Note that not all items in the above sources are related to computer security or privacy; you are responsible for selecting an appropriate topic. You are also welcome to consider other sources of information.

Rubrics

Blog Post:

Total: 36 marks.

[5 marks] Relevance to the course material

• Is the content of the blog post relevant to the course?

[5 marks] Recency of the topic

• Is the content of the blog post from within the last month?
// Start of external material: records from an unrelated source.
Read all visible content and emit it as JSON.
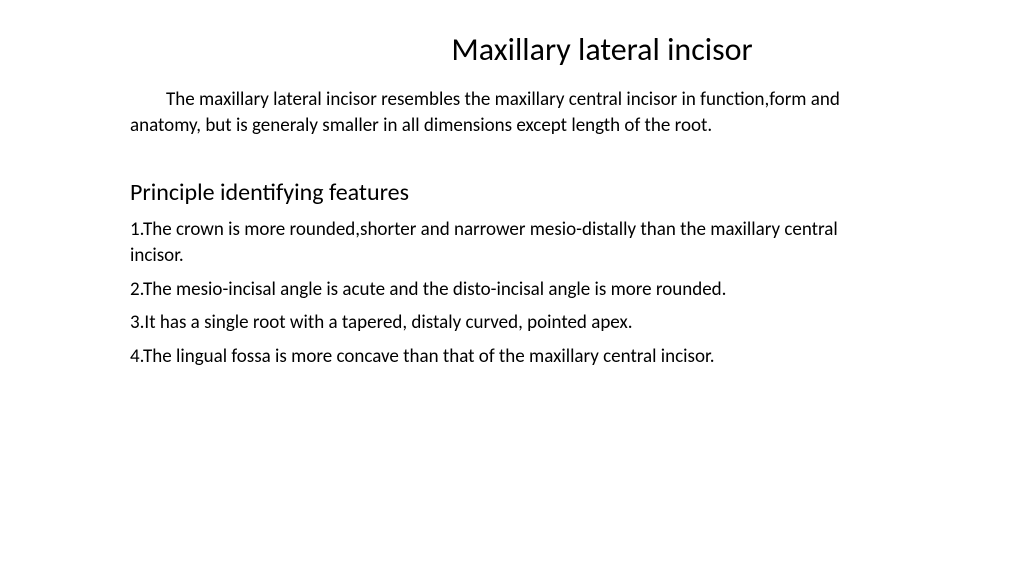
{
  "title": "Maxillary lateral incisor",
  "intro": "The maxillary lateral incisor resembles the maxillary central incisor in function,form and anatomy, but is generaly smaller in all dimensions except length of the root.",
  "subheading": "Principle identifying features",
  "features": [
    "1.The crown is more rounded,shorter and narrower mesio-distally than the maxillary central incisor.",
    "2.The mesio-incisal angle is acute and the disto-incisal angle is more rounded.",
    "3.It has a single root with a tapered, distaly curved, pointed apex.",
    "4.The lingual fossa is more concave than that of the maxillary central incisor."
  ],
  "colors": {
    "background": "#ffffff",
    "text": "#000000"
  },
  "typography": {
    "title_size": 32,
    "subheading_size": 24,
    "body_size": 19,
    "family": "Calibri"
  }
}
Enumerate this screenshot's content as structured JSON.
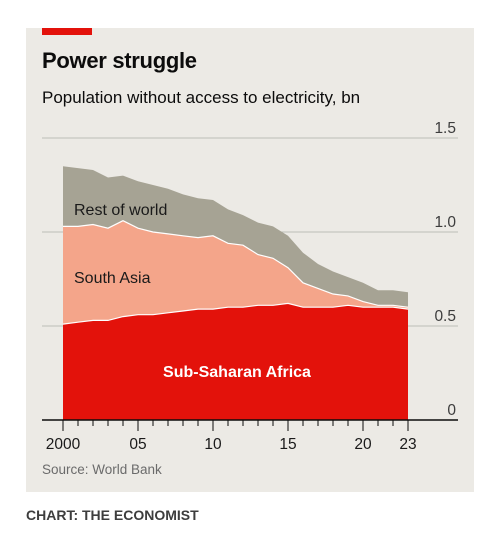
{
  "title": "Power struggle",
  "subtitle": "Population without access to electricity, bn",
  "source": "Source: World Bank",
  "credit": "CHART: THE ECONOMIST",
  "colors": {
    "background": "#eceae5",
    "accent": "#e3120b",
    "sub_saharan_africa": "#e3120b",
    "south_asia": "#f4a58a",
    "rest_of_world": "#a6a394",
    "gridline": "#bdbdb6",
    "axis": "#0c0c0c"
  },
  "chart_data": {
    "type": "area",
    "stacked": true,
    "title": "Power struggle",
    "subtitle": "Population without access to electricity, bn",
    "xlim": [
      2000,
      2023
    ],
    "ylim": [
      0,
      1.5
    ],
    "x_tick_labels": [
      {
        "x": 2000,
        "label": "2000"
      },
      {
        "x": 2005,
        "label": "05"
      },
      {
        "x": 2010,
        "label": "10"
      },
      {
        "x": 2015,
        "label": "15"
      },
      {
        "x": 2020,
        "label": "20"
      },
      {
        "x": 2023,
        "label": "23"
      }
    ],
    "x_minor_ticks": [
      2001,
      2002,
      2003,
      2004,
      2006,
      2007,
      2008,
      2009,
      2011,
      2012,
      2013,
      2014,
      2016,
      2017,
      2018,
      2019,
      2021,
      2022
    ],
    "y_ticks": [
      0,
      0.5,
      1.0,
      1.5
    ],
    "y_tick_labels": [
      "0",
      "0.5",
      "1.0",
      "1.5"
    ],
    "y_axis_side": "right",
    "grid": true,
    "x": [
      2000,
      2001,
      2002,
      2003,
      2004,
      2005,
      2006,
      2007,
      2008,
      2009,
      2010,
      2011,
      2012,
      2013,
      2014,
      2015,
      2016,
      2017,
      2018,
      2019,
      2020,
      2021,
      2022,
      2023
    ],
    "series": [
      {
        "name": "Sub-Saharan Africa",
        "values": [
          0.51,
          0.52,
          0.53,
          0.53,
          0.55,
          0.56,
          0.56,
          0.57,
          0.58,
          0.59,
          0.59,
          0.6,
          0.6,
          0.61,
          0.61,
          0.62,
          0.6,
          0.6,
          0.6,
          0.61,
          0.6,
          0.6,
          0.6,
          0.59
        ]
      },
      {
        "name": "South Asia",
        "values": [
          0.52,
          0.51,
          0.51,
          0.49,
          0.51,
          0.46,
          0.44,
          0.42,
          0.4,
          0.38,
          0.39,
          0.34,
          0.33,
          0.27,
          0.25,
          0.19,
          0.13,
          0.1,
          0.07,
          0.05,
          0.03,
          0.01,
          0.01,
          0.01
        ]
      },
      {
        "name": "Rest of world",
        "values": [
          0.32,
          0.31,
          0.29,
          0.27,
          0.24,
          0.25,
          0.25,
          0.24,
          0.22,
          0.21,
          0.19,
          0.18,
          0.16,
          0.17,
          0.17,
          0.17,
          0.16,
          0.13,
          0.12,
          0.1,
          0.1,
          0.08,
          0.08,
          0.08
        ]
      }
    ],
    "annotations": [
      {
        "text": "Rest of world",
        "series": "Rest of world"
      },
      {
        "text": "South Asia",
        "series": "South Asia"
      },
      {
        "text": "Sub-Saharan Africa",
        "series": "Sub-Saharan Africa"
      }
    ]
  }
}
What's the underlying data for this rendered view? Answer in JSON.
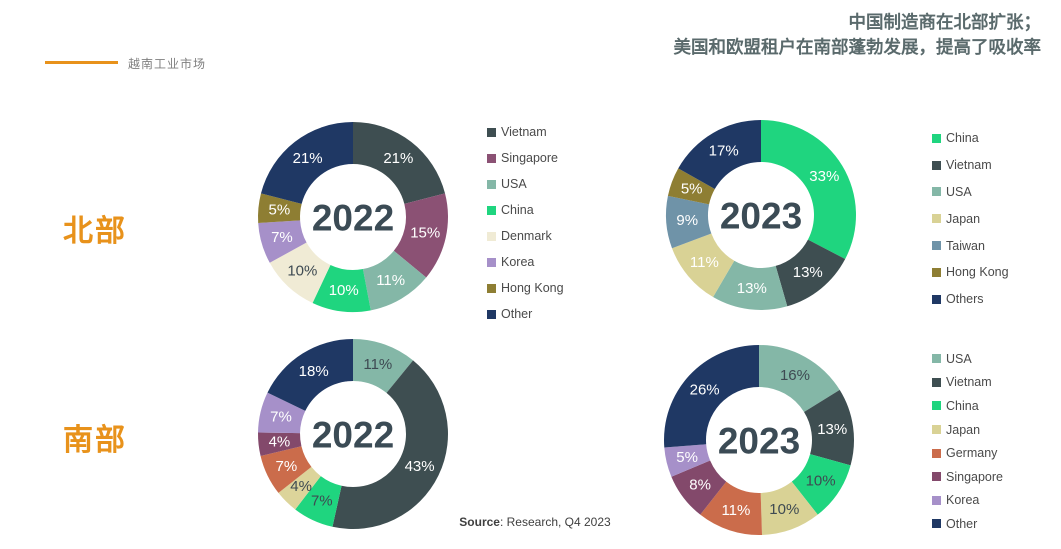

[8 marks] Detailed description, with technical details as appropriate

• Does the blog post contain unique and clever insights?
• Is the blog post self-contained? (Does the blog post provide enough information that the reader does not necessarily have to read other materials to make sense of the blog post?)
• Is the content of the blog post accurate and well researched?
  • You will lose this mark if there are inaccuracies within your blog post.
• Are technical details presented in a clear manner?
  • If you do not have technical details within your blog post because the topic does not have technical content you will receive this mark.

[8 marks] Presentation and originality of the text

• Does the blog post have a clear and well-formatted presentation style?
• Is the title of the blog post representative of the content?
• Are abbreviations broken down within the text?
  Examples:
  • ..., where the Electronic Frontier Foundation (EFF) ...
  • Last year I received my Certified Information Systems Security Professional (CISSP) designation.
  Note: You do not have to mention the initialism or abbreviation if you only use the long form once or twice throughout your blog post.

[5 marks] Citations

• Is content cited as it is discussed?
  • Putting all the citations at the end of the blog post but not referencing them in the text will result in not receiving this mark.
• Are citations in numerical order and cited (as shown below) throughout the blog post?
  • ... text text text text [1]. Text text text text. Text text text. Text text text text text text [2]. The end.
    
    [1] CITATION
    [2] NEXT CITATION

[5 marks] Quality of the discussion you lead

• Does the blog post contain at least one discussion starting question posed to the reader?
• Does the author address comments on their post as needed?
  • Note: These marks are based on the quality of the discussion led by the author. Engaging with readers is critical to receiving these marks.

Comments:

Total: 24 marks (2 marks per comment, 4 marks per week)

• Comments should provide extra insight on the topic (such as how the information has changed since the time of the post), or answer one of the questions posed to the reader.
  • It is up to you to ensure that answering a question posed by the author will allow you to contribute to the discussion in a constructive way. If you have questions, you can ask the TA on Piazza.
• Comments should be unique from the others that are posted.
• Comment content should be accurate.
• Does the comment contribute a new viewpoint, information, or resources to the conversation?
  • Note: Just posting a link that discusses the same thing is not an acceptable contribution, but posting the link and describing the extra information or perspective contained within does.

Marks are taken away for:

• "IM speak".
• Grammatical and spelling errors.
• Citations are not done properly (as per the blog post rubric).